1916 Rising building ‘like a shanty town’

James Connolly’s great-grandson has described the state of the historic properties on Moore St as akin to a shanty town.

Following a visit to the buildings, James Connolly Heron said the houses are falling down and in worse shape than when a protection order was issued for them in 2007.

He said Heritage Minister Jimmy Deenihan needs to intervene and block a planning application that has been proposed for a large quarter between Moore St and the GPO.

He said the developer behind this application had not preserved or protected what is supposed to be a national monument.

“All protected buildings and structures that form part of the national monument are dilapidated and endangered. The condition of the very room where my great-grandfather and five other leaders of the Rising spent their last hours of freedom before their execution is beyond belief.

“This is where the momentous decision to surrender was taken. This historic room is in a ruinous condition, with water ingress, rotting floors, and decayed plaster work. The intact walls are covered in graffiti. Those responsible for its preservation and upkeep should hang their heads in shame,” he said.

The site is mired in controversy as Mr Deenihan considers planning proposals to demolish part of the site.

At this month’s meeting of Dublin City Council, a special report was adopted that looked at the need to protect the houses.

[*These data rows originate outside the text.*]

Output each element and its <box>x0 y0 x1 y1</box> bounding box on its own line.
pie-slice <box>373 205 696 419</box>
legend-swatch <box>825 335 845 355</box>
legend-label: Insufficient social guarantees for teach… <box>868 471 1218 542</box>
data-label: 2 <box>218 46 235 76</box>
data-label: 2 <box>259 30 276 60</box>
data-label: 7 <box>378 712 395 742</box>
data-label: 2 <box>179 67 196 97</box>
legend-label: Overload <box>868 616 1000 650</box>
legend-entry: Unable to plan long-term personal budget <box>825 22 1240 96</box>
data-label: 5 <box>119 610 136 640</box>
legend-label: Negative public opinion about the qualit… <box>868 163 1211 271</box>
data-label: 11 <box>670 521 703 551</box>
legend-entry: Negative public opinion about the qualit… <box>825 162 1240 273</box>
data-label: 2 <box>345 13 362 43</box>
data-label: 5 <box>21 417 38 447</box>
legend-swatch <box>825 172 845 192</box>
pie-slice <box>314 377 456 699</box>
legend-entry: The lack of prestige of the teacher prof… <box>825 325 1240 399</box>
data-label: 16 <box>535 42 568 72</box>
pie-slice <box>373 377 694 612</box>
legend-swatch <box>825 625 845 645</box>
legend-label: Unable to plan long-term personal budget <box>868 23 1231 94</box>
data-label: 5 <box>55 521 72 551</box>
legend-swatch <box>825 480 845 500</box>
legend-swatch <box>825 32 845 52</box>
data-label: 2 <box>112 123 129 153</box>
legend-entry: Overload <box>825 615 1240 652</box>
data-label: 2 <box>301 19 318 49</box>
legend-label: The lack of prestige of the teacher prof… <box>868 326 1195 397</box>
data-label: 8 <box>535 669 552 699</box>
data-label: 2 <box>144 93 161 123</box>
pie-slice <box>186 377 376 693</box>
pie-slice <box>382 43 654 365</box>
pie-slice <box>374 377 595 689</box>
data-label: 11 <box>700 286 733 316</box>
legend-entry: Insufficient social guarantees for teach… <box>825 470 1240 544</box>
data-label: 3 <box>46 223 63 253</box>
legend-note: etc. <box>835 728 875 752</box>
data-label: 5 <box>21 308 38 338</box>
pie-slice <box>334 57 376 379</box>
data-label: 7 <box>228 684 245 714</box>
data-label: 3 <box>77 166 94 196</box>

This recommended that it intervene in Nama-backed plans to redevelop the area. It said Nama and the development company with control of the area, Chartered Lands, should reconsider proposals for a mixed use development.

It also said Mr Deenihan should withhold consent for any construction work on the buildings.

The review group was established last year after revelations regarding a decision by the council to facilitate the acquisition of neighbouring properties off O’Connell St by Chartered Lands.

This was done without the knowledge or consent of councillors.

The committee said with the centenary of the 1916 Rising three years away, there needed to be certainty as to the future of the area, independent of the fate of a more comprehensive development scheme.

“There is no indication that works will commence on the overall develop-ment in the near future. It is possible that the large scale development which has planning permission may never take place in its current form,” the committee said.